Deddy mendukung keberadaan KPPN sebagai kekuatan sosial yang mengawasi reformasi sepak bola nasional. KPPN bisa mengontrol kongres pemilihan ketua umum dan komite eksekutif PSSI karena mereka mayoritas pemilik suara.

Pada saat kongres pembentukan Komite Pemilihan, lanjut Deddy, para pemilik suara yang jumlahnya 87 itu bisa menentukan orang-orang yang dinilai memiliki kredibilitas dan profesional. Kontrol yang dilakukan sesuai dengan koridor aturan FIFA itulah yang sebaiknya dilakukan oleh KPPN, bukan menggelar kongres sendiri.  
"KPPN seharusnya berpikir dengan kepala dingin dan tidak menggelar kongres tandingan. Kongres itu bisa menambah runyam masalah, dan belum tentu diakui oleh FIFA," ujar Deddy.

Ketua KPPN Syahrizal Domopoli dalam konferensi pers pada Sabtu (5/3/2011) siang menjelaskan, KPPN akan menggelar kongres pembentukan Komite Pemilihan dan Komite Banding di Surabaya pada 26 Maret. Waktu yang diambil sesuai dengan keputusan Komite Ekekutif FIFA. PSSI juga akan menggelar kongres pada waktu yang sama dengan agenda pembentukan Komite Pemilihan.

Syahrizal menegaskan, KPPN merupakan pemegang otoritas PSSI karena sudah mendapat mandat dari 87 pemilik suara dari 100 pemegang hak suara. Para pemilik suara itu telah menyatakan mosi tidak percaya terhadap kepemimpinan Nurdin Halid dan jajaran pengurusnya.

Penulis: Agung Setyahadi   |   Editor: Hery Prasetyo   |  

Yopie: KPPN Bisa Jatuhkan Nurdin
Senin, 07 Maret 2011 | 04:36 WIB



MAKASSAR, KOMPAS.com — Komite Penyelamatan Persepakbolaan Nasional (KPPN) berpeluang menjatuhkan Nurdin Halid dari jabatan Ketua Umum PSSI jika komite itu memang terbukti memiliki mandat yang diberikan 84 pemilik suara anggota PSSI. Hal itu dikatakan pengamat sepak bola Sulsel, Yopie Lumoindong.

Sebaliknya, jika klaim itu ternyata hanya pengakuan sepihak atau tidak terbukti, maka keinginan untuk menggelar kongres tandingan baik untuk menentukan komite pemilihan ataupun pemilihan Ketua Umum PSSI tidak akan berguna.

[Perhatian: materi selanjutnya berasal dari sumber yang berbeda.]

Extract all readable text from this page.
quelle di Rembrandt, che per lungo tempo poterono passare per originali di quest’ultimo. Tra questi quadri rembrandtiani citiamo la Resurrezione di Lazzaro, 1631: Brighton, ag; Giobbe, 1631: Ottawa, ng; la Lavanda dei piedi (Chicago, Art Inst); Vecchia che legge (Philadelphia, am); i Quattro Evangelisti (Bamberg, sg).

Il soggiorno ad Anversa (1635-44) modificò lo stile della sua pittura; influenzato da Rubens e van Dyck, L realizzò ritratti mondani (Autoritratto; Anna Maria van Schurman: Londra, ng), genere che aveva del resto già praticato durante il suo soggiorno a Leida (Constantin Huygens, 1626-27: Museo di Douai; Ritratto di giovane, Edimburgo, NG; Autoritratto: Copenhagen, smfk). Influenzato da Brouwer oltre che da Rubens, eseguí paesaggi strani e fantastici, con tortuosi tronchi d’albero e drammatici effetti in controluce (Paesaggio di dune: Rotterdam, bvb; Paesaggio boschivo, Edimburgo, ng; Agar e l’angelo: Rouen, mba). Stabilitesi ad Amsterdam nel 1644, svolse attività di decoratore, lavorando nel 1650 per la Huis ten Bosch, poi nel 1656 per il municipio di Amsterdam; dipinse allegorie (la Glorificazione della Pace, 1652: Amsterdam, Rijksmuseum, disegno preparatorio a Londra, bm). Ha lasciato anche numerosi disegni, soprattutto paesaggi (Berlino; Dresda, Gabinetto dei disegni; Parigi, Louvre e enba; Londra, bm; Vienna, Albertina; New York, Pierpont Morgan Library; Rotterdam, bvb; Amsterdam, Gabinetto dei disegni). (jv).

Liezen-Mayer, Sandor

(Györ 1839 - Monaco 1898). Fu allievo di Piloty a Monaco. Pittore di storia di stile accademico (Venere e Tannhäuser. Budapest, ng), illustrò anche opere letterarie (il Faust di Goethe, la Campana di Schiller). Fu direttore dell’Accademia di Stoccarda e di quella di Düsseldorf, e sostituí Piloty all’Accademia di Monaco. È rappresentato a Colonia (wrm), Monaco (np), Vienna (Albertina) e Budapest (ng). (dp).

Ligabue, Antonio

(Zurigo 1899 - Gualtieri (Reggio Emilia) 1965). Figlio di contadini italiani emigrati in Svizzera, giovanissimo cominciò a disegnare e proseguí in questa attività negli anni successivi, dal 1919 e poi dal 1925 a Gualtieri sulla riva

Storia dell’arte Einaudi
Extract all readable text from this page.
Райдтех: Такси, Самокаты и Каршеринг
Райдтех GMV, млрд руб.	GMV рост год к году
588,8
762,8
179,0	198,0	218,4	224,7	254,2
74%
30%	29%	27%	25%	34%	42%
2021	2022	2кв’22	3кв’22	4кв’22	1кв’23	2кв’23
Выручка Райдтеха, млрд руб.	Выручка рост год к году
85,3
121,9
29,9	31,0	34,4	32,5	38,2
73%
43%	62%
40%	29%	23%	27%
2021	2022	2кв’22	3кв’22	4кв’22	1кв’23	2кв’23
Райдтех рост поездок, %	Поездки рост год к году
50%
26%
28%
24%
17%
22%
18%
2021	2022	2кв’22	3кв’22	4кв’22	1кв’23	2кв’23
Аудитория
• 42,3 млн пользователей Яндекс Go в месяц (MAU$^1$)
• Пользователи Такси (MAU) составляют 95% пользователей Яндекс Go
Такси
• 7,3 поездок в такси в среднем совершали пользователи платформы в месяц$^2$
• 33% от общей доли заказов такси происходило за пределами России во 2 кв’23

"Jika memang benar ada kekuatan (84 suara) seperti itu, maka KPPN bisa saja membuat keputusan penting terkait persepakbolaan nasional. Sebab, FIFA tentu tidak keberatan karena sudah sesuai ketentuan yang berlaku," katanya di Makassar, Minggu (6/3/2011).

Menurut Yopie, berdasarkan Pasal 22 Ayat 4 Statuta FIFA, Exco sudah memiliki hak menggelar kongres luar biasa jika diminta secara tertulis oleh seperlima pemilik suara.
Keputusan untuk menggelar kongres juga sesuai dengan Statuta PSSI yang menyebutkan kongres luar biasa bisa digelar jika ada permintaan dari dua pertiga pemilik suara resmi baik klub atau Pengprov PSSI.

Apalagi pemilik suara yang akan diperebutkan dalam kongres PSSI hanya sekitar 100 suara. Itu berarti jumlah KPPN sudah lebih dari cukup untuk menggelar kongres sekaligus menetapkan satu keputusan.

"Namun, soal keabsahan suara yang tergabung dalam KPPN sendiri saya belum mengetahui kebenarannya. Jika benar, tentu sangat besar peluangnya untuk menetapkan keputusan besar," jelasnya.

Sementara Ketua PSSI Sulsel, Kadir Halid, mengatakan tidak benar jika ada 84 suara dari total 100 suara yang kini mendukung mosi tidak percaya terhadap kepemimpinan Nurdin. Penyebabnya, dari 84 suara tersebut, banyak suara yang tidak sah.

Mantan Manajer PSM itu menambahkan, pihaknya belakangan ini juga banyak menerima SMS yang mengabarkan bahwa tanda tangan yang diterima KPPN itu palsu. Kondisi itu pun membuatnya tidak khawatir dan tetap fokus untuk menggalang dukungan kepada Nurdin Halid.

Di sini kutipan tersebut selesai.